Prateek Joshi (25:37.728)
Right.

Jay (26:02.24)
And if your own salesperson doesn't know how to use a product and they're teaching your customer how to use a product, you kind of have a big problem on your hands. So that's like the immediate impact I think a designer has. The other impact oftentimes, especially in companies like us, is to be able to become the voice of the customer internally. As a designer, you oftentimes are having a lot more calls and relationships directly with the customer.

Oftentimes it's your most avid customers. So being able to translate and understand and really put yourself in their shoes and be able to relate that feedback down to engineering execution is massive, right? Because like, as I'm sure, like most people know, the reason engineering takes so long is you have to deal with a hundred different tiny little, you know, what happens if this type of questions, which if you do enough of them incorrectly, you end up creating an inferior product, right? And

the better you understand the customer, you're able to make a lot of decisions a lot more effectively. And sometimes engineers aren't in the best place to do that, but engineers combined designers, especially if you're early on, makes a massive difference there.

Prateek Joshi (27:15.668)
Right. Now, looking forward, legal AI, obviously, it's picking up big time and there's so many different areas.
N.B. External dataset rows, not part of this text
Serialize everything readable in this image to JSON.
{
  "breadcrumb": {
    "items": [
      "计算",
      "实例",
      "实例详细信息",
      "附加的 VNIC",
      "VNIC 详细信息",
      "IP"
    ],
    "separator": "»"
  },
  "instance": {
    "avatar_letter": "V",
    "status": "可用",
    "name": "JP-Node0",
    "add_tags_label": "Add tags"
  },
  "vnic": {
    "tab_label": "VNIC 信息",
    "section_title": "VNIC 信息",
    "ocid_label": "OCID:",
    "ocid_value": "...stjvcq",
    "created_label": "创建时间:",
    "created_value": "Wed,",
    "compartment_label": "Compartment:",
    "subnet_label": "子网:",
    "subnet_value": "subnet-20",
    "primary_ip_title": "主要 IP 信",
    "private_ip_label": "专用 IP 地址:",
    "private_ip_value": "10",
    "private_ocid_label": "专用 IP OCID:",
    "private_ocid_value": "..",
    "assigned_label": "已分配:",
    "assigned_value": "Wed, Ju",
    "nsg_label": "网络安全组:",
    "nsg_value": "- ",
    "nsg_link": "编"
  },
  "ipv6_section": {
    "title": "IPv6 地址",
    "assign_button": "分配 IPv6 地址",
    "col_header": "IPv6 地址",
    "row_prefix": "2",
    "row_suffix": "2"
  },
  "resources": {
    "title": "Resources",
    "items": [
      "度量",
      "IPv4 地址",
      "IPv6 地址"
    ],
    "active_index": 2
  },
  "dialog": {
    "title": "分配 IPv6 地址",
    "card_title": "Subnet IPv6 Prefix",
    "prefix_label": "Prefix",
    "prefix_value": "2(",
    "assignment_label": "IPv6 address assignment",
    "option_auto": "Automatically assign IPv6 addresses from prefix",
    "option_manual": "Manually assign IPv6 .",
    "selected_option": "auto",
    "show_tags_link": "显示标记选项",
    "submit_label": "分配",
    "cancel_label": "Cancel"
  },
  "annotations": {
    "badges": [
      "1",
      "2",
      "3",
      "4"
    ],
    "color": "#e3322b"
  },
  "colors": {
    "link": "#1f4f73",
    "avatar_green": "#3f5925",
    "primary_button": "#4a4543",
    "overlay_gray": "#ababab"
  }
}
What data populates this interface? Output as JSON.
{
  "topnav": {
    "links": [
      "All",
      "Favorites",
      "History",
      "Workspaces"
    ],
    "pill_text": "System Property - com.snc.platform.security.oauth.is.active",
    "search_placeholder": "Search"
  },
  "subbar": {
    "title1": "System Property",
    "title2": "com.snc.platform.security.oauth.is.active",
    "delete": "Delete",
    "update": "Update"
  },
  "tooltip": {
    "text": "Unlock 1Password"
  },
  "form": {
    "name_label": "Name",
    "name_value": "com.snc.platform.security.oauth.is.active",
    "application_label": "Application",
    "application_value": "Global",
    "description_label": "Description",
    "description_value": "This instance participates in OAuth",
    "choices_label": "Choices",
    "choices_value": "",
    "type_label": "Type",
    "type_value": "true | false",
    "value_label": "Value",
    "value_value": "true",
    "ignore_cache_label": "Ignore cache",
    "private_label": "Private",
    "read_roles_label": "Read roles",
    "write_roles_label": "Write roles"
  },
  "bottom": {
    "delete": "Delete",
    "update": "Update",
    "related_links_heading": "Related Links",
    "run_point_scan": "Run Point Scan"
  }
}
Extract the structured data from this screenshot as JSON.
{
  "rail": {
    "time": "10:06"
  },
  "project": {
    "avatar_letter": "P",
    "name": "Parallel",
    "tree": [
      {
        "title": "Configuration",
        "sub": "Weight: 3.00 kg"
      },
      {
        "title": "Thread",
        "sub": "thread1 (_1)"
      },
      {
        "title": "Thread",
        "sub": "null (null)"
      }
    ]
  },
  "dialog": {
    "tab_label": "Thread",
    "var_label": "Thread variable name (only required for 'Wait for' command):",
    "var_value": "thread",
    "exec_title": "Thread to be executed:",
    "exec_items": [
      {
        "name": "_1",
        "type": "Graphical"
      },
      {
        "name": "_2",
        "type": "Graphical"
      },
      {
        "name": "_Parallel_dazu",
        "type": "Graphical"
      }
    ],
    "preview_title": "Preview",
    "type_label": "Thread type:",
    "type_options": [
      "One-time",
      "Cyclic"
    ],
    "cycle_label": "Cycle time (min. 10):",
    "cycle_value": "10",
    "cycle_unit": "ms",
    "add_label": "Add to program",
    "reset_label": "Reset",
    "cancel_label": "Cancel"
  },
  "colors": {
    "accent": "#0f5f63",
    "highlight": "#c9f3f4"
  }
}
You mentioned like plaintiff, there's defense, there's transactional law. Now, if you look at how it's going to evolve in the next two, three, five years, do you see more consolidation or do you see more specialist legal AI companies emerge to service different parts of the legal world?

Jay (27:46.55)
I anticipate there to be probably a bit more consolidation. Because what we're seeing is we're actually handling the case's end to end. And given that and given the quick traction we're seeing, we're able to hire talent that are able to even pump out highly accurate individual steps into the overall product very quickly. So then if you.

If you think about where that goes, it's effectively that it is possible that the more data you kind of can pull together on a case for a firm and are able to handle and organize that structure, structure that data for the purpose of rag and other things, really, really effectively, you are actually able to increase accuracy on every single individual thing. Right. So from that perspective, like I expect there to be quite heavy consolidation on the plaintiff side. but legal is complex.

And I think what's going to happen with the entire legal industry is much hard to say, because there's all sorts of things that law firms are doing. And I think some areas in which you could go, which is kind of exciting to me, is there are some firms that are using Eve to really kind of reimagine how law firms are built. So instead of relying on the best you could do to improve your goods and services as a law firm is to hire a better attorney.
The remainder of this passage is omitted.